O jornalista André Trigueiro também foi homenageado pela atuação em defesa do meio ambiente. A jornalista Beth Carmona recebeu o prêmio pelas políticas educativas desenvolvidas pela ONG Mídiativa. A promotora do Ministério Público Federal Ela Castilho, o professor especialista em questões que envolvem mudanças climáticas José Goldemberg e o advogado Josué Rios também foram homenageados e homenagearam as atuações do Idec.

Entre os convidados para a solenidade estavam Roberto Pfeiffer, diretor do Procon-SP, e Luiz Antônio Guimarães Marrey, secretário da Justiça e da Defesa da Cidadania do governo paulista. Ele representou o governador José Serra (PSDB), que estava na missa de 7º dia de sua mãe. Segundo Marrey, é obrigação do Estado e do Ministério Público defender os cidadãos e seus direitos como consumidores, “mas nada substitui a vitalidade da sociedade civil organizada”. Ele cumprimentou o Idec pela sua atuação.

O geólogo e professor Aziz Nacib Ab’Sáber também estava entre os convidados. Disse que tem certa desconfiança em relação a ONGs, por muitas serem “explorativas e especuladoras”, mas que o Idec é diferente. Ele admira a política de educação desenvolvida pela entidade, “que é quase um organização cultural”, comemora.

Leia a carta enviada por Elio Gaspari

Atrás do qual se esconde São Judas Tadeu, das causas perdidas. Perdidas até a hora em que invoco o seu nome ou a sua sigla. Camisinhas inseguras? O Idec vai atrás, já em 1992, e verifica que, entre outras, a renomada Jontex não passava nos testes internacionais de qualidade. Depois de três anos de briga, o instituto prevaleceu. Já a briga contra os anabolizantes do gado de abate durou 17 anos.

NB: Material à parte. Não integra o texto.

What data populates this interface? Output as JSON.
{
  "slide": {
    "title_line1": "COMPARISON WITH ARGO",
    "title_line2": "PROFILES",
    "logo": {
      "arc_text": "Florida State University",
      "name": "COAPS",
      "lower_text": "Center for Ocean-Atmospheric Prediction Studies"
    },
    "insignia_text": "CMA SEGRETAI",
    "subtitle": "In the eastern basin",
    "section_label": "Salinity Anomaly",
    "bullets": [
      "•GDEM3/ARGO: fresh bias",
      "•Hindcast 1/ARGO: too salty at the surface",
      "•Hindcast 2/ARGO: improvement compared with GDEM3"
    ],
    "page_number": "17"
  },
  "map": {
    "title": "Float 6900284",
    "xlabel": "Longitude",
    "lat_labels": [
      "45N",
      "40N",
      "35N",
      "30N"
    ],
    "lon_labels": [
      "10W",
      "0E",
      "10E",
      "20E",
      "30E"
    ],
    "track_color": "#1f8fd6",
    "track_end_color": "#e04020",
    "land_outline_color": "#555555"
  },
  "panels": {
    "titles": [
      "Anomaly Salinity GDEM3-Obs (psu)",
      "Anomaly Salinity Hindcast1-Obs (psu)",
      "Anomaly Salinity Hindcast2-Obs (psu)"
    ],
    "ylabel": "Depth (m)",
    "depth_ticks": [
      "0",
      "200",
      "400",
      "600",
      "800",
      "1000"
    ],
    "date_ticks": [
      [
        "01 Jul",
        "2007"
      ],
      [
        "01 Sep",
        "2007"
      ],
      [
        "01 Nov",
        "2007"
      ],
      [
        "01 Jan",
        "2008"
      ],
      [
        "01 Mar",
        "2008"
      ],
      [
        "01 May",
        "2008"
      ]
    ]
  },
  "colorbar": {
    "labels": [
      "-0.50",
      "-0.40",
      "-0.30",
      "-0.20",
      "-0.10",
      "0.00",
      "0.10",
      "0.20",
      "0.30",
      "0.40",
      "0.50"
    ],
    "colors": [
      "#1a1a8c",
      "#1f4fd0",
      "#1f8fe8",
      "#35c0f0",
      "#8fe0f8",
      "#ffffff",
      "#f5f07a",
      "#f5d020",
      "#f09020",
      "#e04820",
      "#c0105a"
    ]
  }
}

Em todos os casos, como sucede com São Judas Tadeu, de início a causa parece perdida. Primeiro porque cada fiel que espera o milagre, acha que está sozinho. Depois, porque na outra ponta estão pessoas que se julgam valiosas, acima da lei. Em alguns casos, trata-se de cidadãos investidos provisoriamente de poderes que deveriam atender os interesses da República.

Quem nas reuniões secretas que produziram no Plano Collor haveria de se preocupar com as pessoas que seriam lesadas nas suas contas em cadernetas de poupança? O mesmo se sucedeu nos Planos Verão e Bresser. Em alguns casos, poucos, infelizmente, o Idec prevaleceu.

De qualquer forma, a existência de instituições como essas servem para mostrar o sinal amarelo aos poderosos. Collor, os veranistas do ministro Maílson da Nóbrega e o professor Luis Carlos Bresser Pereira são hoje conhecidos pelos prejuízos que deram ao andar de baixo.

A maioria dos triunfos do Idec dependeu de ações na Justiça e de pressões sobre os órgãos reguladores do governo. No entanto, não é só ali que está o problema. A maior parte das malfeitorias denunciadas pelo instituto ocorre em empresas que defendem o capitalismo com uma vaga idéia. Enquanto cultivam práticas estranhas aos hábitos da República, da democracia e do próprio capitalismo.

O imaginário dos fiéis ficaria empobrecido sem o Santo das Causas Perdidas. O direito dos consumidores brasileiros enriqueceu-se com o Idec. A ele agradeço a honrosa gentileza e repasso algumas palavras da oração do Santo: Judas Tadeu que operastes prodígios espantosos por virtude do espírito santo, rogai por nós.